Russian President Vladimir Putin described his American counterpart Joe Biden as a professional, pointing out that they were able to identify the points of contention between the two countries, in light of cautious Russian optimism and welcome the return of “common American logic” in dealing with contentious issues, after the summit held between the two leaders in Geneva.
Putin said on Thursday, the day after the summit, “Biden is a professional, and it is necessary to work with him very carefully so as not to miss anything. He himself does not miss anything. He knows what he wants to achieve and he does it skillfully.” Read also Biden and Putin meeting.. How is it different from the traditional summit meetings? The Hill: 5 quick conclusions from the Biden-Putin summit
The two leaders met, on Wednesday, for about four hours in Geneva, in an effort to calm down after months of tension that led to an almost total break in diplomatic relations.
The summit did not result in much tangible progress, except for the agreement to start a dialogue on cyber security, the return of the two countries’ ambassadors, and the signing of a short text on conducting a “dialogue on strategic stability.”

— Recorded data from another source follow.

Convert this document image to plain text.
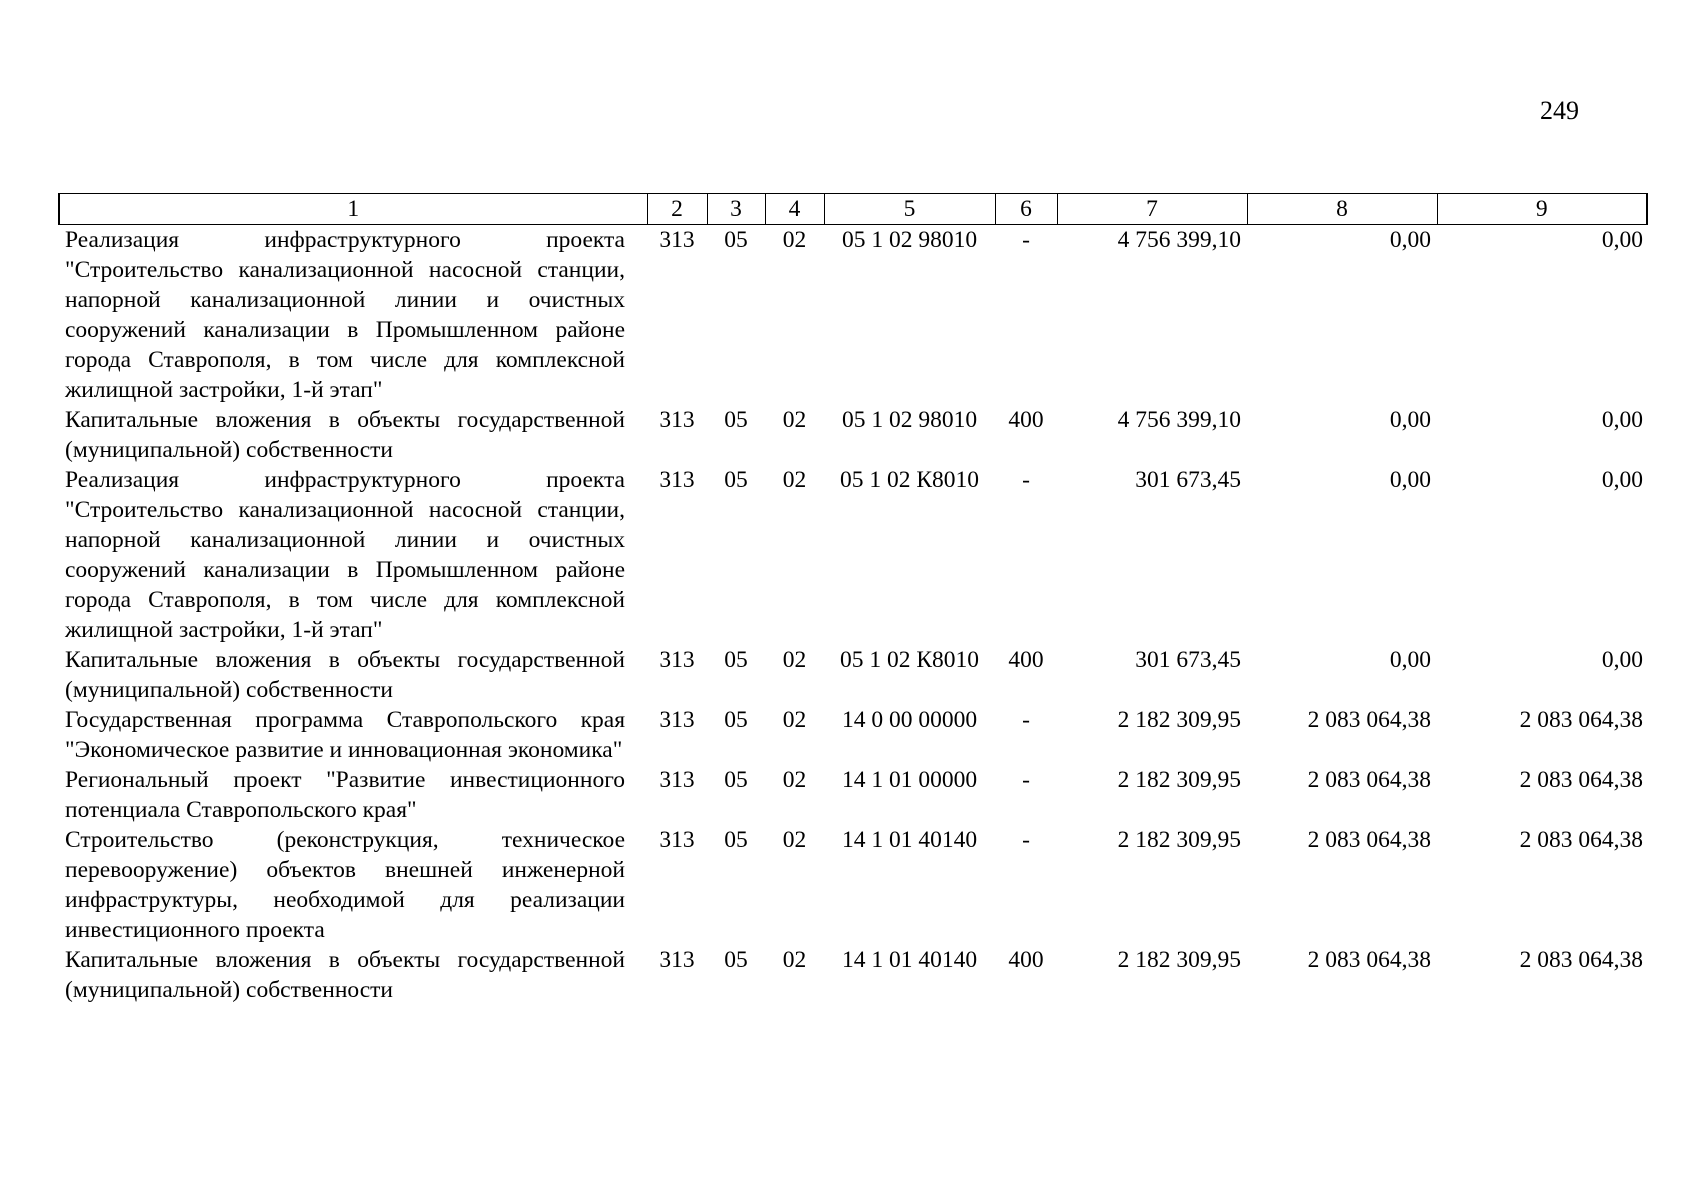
249
1	2	3	4	5	6	7	8	9
Реализация инфраструктурного проекта "Строительство канализационной насосной станции, напорной канализационной линии и очистных сооружений канализации в Промышленном районе города Ставрополя, в том числе для комплексной жилищной застройки, 1-й этап"	313	05	02	05 1 02 98010	-	4 756 399,10	0,00	0,00
Капитальные вложения в объекты государственной (муниципальной) собственности	313	05	02	05 1 02 98010	400	4 756 399,10	0,00	0,00
Реализация инфраструктурного проекта "Строительство канализационной насосной станции, напорной канализационной линии и очистных сооружений канализации в Промышленном районе города Ставрополя, в том числе для комплексной жилищной застройки, 1-й этап"	313	05	02	05 1 02 К8010	-	301 673,45	0,00	0,00
Капитальные вложения в объекты государственной (муниципальной) собственности	313	05	02	05 1 02 К8010	400	301 673,45	0,00	0,00
Государственная программа Ставропольского края "Экономическое развитие и инновационная экономика"	313	05	02	14 0 00 00000	-	2 182 309,95	2 083 064,38	2 083 064,38
Региональный проект "Развитие инвестиционного потенциала Ставропольского края"	313	05	02	14 1 01 00000	-	2 182 309,95	2 083 064,38	2 083 064,38
Строительство (реконструкция, техническое перевооружение) объектов внешней инженерной инфраструктуры, необходимой для реализации инвестиционного проекта	313	05	02	14 1 01 40140	-	2 182 309,95	2 083 064,38	2 083 064,38
Капитальные вложения в объекты государственной (муниципальной) собственности	313	05	02	14 1 01 40140	400	2 182 309,95	2 083 064,38	2 083 064,38
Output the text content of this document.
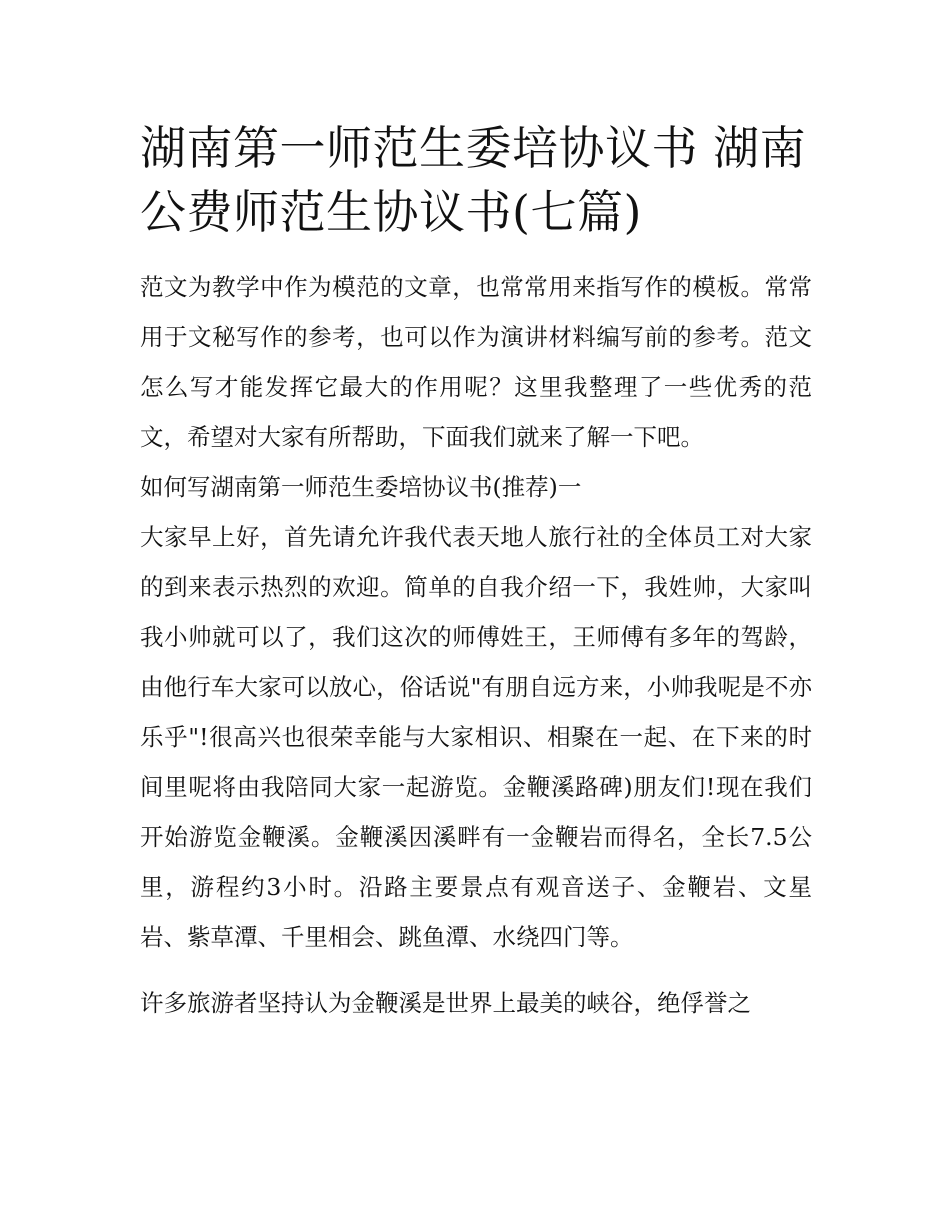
湖南第一师范生委培协议书 湖南公费师范生协议书(七篇)

范文为教学中作为模范的文章，也常常用来指写作的模板。常常用于文秘写作的参考，也可以作为演讲材料编写前的参考。范文怎么写才能发挥它最大的作用呢？这里我整理了一些优秀的范文，希望对大家有所帮助，下面我们就来了解一下吧。

如何写湖南第一师范生委培协议书(推荐)一

大家早上好，首先请允许我代表天地人旅行社的全体员工对大家的到来表示热烈的欢迎。简单的自我介绍一下，我姓帅，大家叫我小帅就可以了，我们这次的师傅姓王，王师傅有多年的驾龄，由他行车大家可以放心，俗话说"有朋自远方来，小帅我呢是不亦乐乎"!很高兴也很荣幸能与大家相识、相聚在一起、在下来的时间里呢将由我陪同大家一起游览。金鞭溪路碑)朋友们!现在我们开始游览金鞭溪。金鞭溪因溪畔有一金鞭岩而得名，全长7.5公里，游程约3小时。沿路主要景点有观音送子、金鞭岩、文星岩、紫草潭、千里相会、跳鱼潭、水绕四门等。

许多旅游者坚持认为金鞭溪是世界上最美的峡谷，绝俘誉之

Russian Deputy Foreign Minister Sergei Ryabkov described the prospects for dialogue on nuclear disarmament and the rejection of nuclear war as “a real achievement.”
After Biden extended at the beginning of the year the “New Start” treaty on nuclear disarmament at the last minute before it expired, Ryabkov considered that this “constitutes a second step by Washington towards a return to common sense,” according to what was quoted by “Kommersant” newspaper.
“The text (signed during the Geneva summit) is very short, but it is a joint document on strategic stability that shows the special responsibility of our two countries, not only towards our peoples, but before the whole world,” Kremlin spokesman Dmitry Peskov told Echo of Moscow radio.
Among the most prominent contentious issues between Moscow and Washington are the armament treaties, the deployment of short and medium-range missiles, the military presence of America and the North Atlantic Treaty Organization (NATO) near the border with Russia, Washington’s support for the Russian opposition, in addition to the human rights file inside Russia, and Moscow’s support for armed separatists in eastern Ukraine, as well as Syrian file.